Kuaishou’s stronghold is in rural China. It holds strong potential for e-commerce conversions thanks to the platform’s down-to-earth authenticity, along with its ability to leverage Tencent’s WeChat Pay infrastructure. Fearing ByteDance’s rise, Tencent banned Douyin video links from WeChat, restricting Douyin’s presence in China’s most popular social app. 

While going toe-to-toe with Kuaishou and partially hamstrung by Tencent, Zhang was also responsible for taking other ByteDance products from zero to one, leading product teams for Huoshan Video, along with photo editor Qingyan and video editor Jianying, which are among the most downloaded apps in China’s content curation market. 

Her ability to competently lead Douyin in a mercilessly competitive environment, while simultaneously expanding ByteDance’s domestic product suite, made Kelly Zhang a standout choice to become ByteDance’s China head when Zhang Yiming vacated the post. 

Diverse domestic ambitions

Zhang has built her reputation at ByteDance as a shrewd product lead for social apps based on content, community, and user retention. But ByteDance’s future plans in China will require her to compete in a host of new areas like e-commerce, fintech, education, healthcare, and enterprise software.

In January, Douyin launched its mobile payment function to monetize its user base and streamline users’ e-commerce experience. Douyin Pay, as the service is known, was jumpstarted after securing a slot as exclusive red packet sponsor of China’s CCTV Spring Festival Gala in early February.

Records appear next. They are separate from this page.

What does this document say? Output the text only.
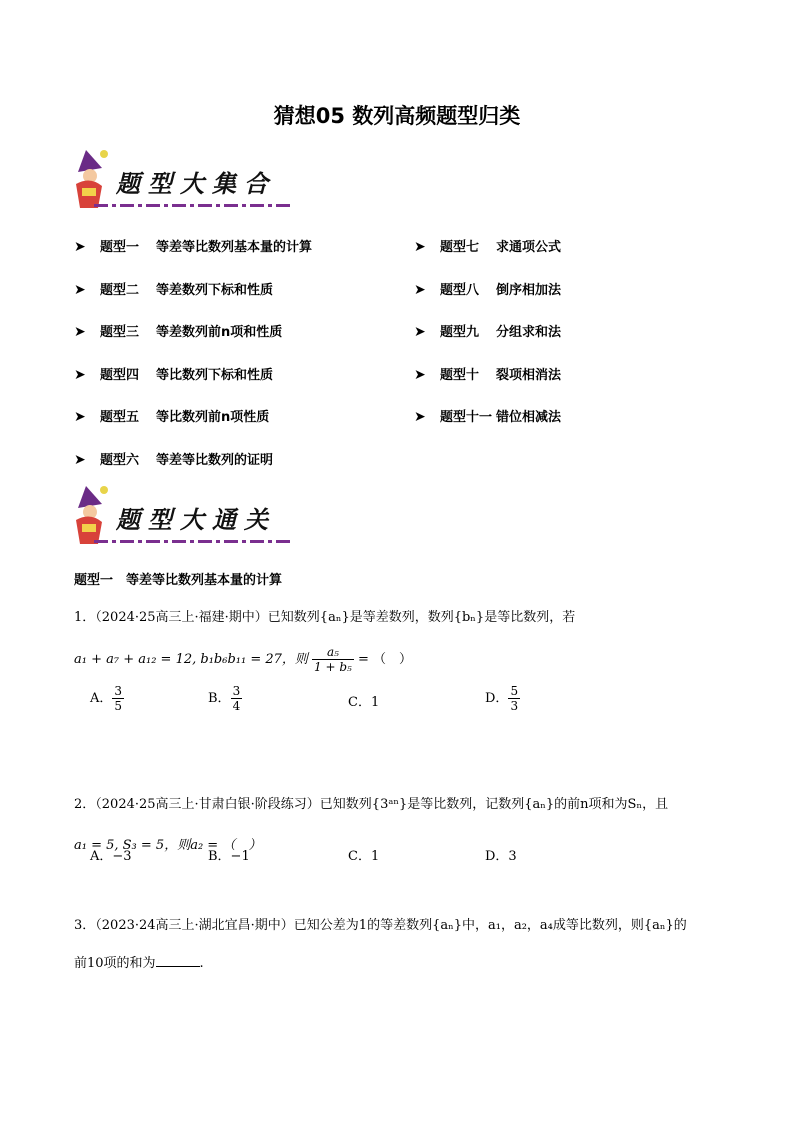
猜想05 数列高频题型归类
题型大集合
➤ 题型一 等差等比数列基本量的计算
➤ 题型二 等差数列下标和性质
➤ 题型三 等差数列前n项和性质
➤ 题型四 等比数列下标和性质
➤ 题型五 等比数列前n项性质
➤ 题型六 等差等比数列的证明
➤ 题型七 求通项公式
➤ 题型八 倒序相加法
➤ 题型九 分组求和法
➤ 题型十 裂项相消法
➤ 题型十一 错位相减法
题型大通关
题型一　等差等比数列基本量的计算
1．（2024·25高三上·福建·期中）已知数列{aₙ}是等差数列，数列{bₙ}是等比数列，若
a₁ + a₇ + a₁₂ = 12, b₁b₆b₁₁ = 27，则 $\frac{\text{a₅}}{\text{1 + b₅}}$ = （　）
A． $\frac{3}{5}$	B． $\frac{3}{4}$	C．1	D． $\frac{5}{3}$
2．（2024·25高三上·甘肃白银·阶段练习）已知数列{3ᵃⁿ}是等比数列，记数列{aₙ}的前n项和为Sₙ，且
a₁ = 5, S₃ = 5，则a₂ = （　）
A．−3	B．−1	C．1	D．3
3．（2023·24高三上·湖北宜昌·期中）已知公差为1的等差数列{aₙ}中，a₁，a₂，a₄成等比数列，则{aₙ}的
前10项的和为	.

Douyin Pay’s launch is aimed at augmenting the firm’s position in local daily services, as the company began piloting on-demand services like food delivery and travel bookings in some cities over the Lunar New Year, stepping on the toes of tech giants like Meituan and Ctrip. 

“We must have a deep understanding of the essence of Douyin. The essence is people. We revolve around services for people. The video-based expression in Douyin is a service. The ability to sell goods on Douyin and have a small shop may also be a service, a variety of services,” Zhang told GeekPark.

Meanwhile, the data collected from Douyin Pay can also be used to inform recommendations across other verticals that ByteDance is expanding into.

As ByteDance matures, so do its ambitions. While Zhang Yiming focuses on the firm’s overseas plans, it will be up to Kelly Zhang to lead a rapidly expanding team that added 40,000 new employees in 2020 alone. Ever the shrewd product guru, Zhang and her empirical, iterative approach to building and improving products will be on full display.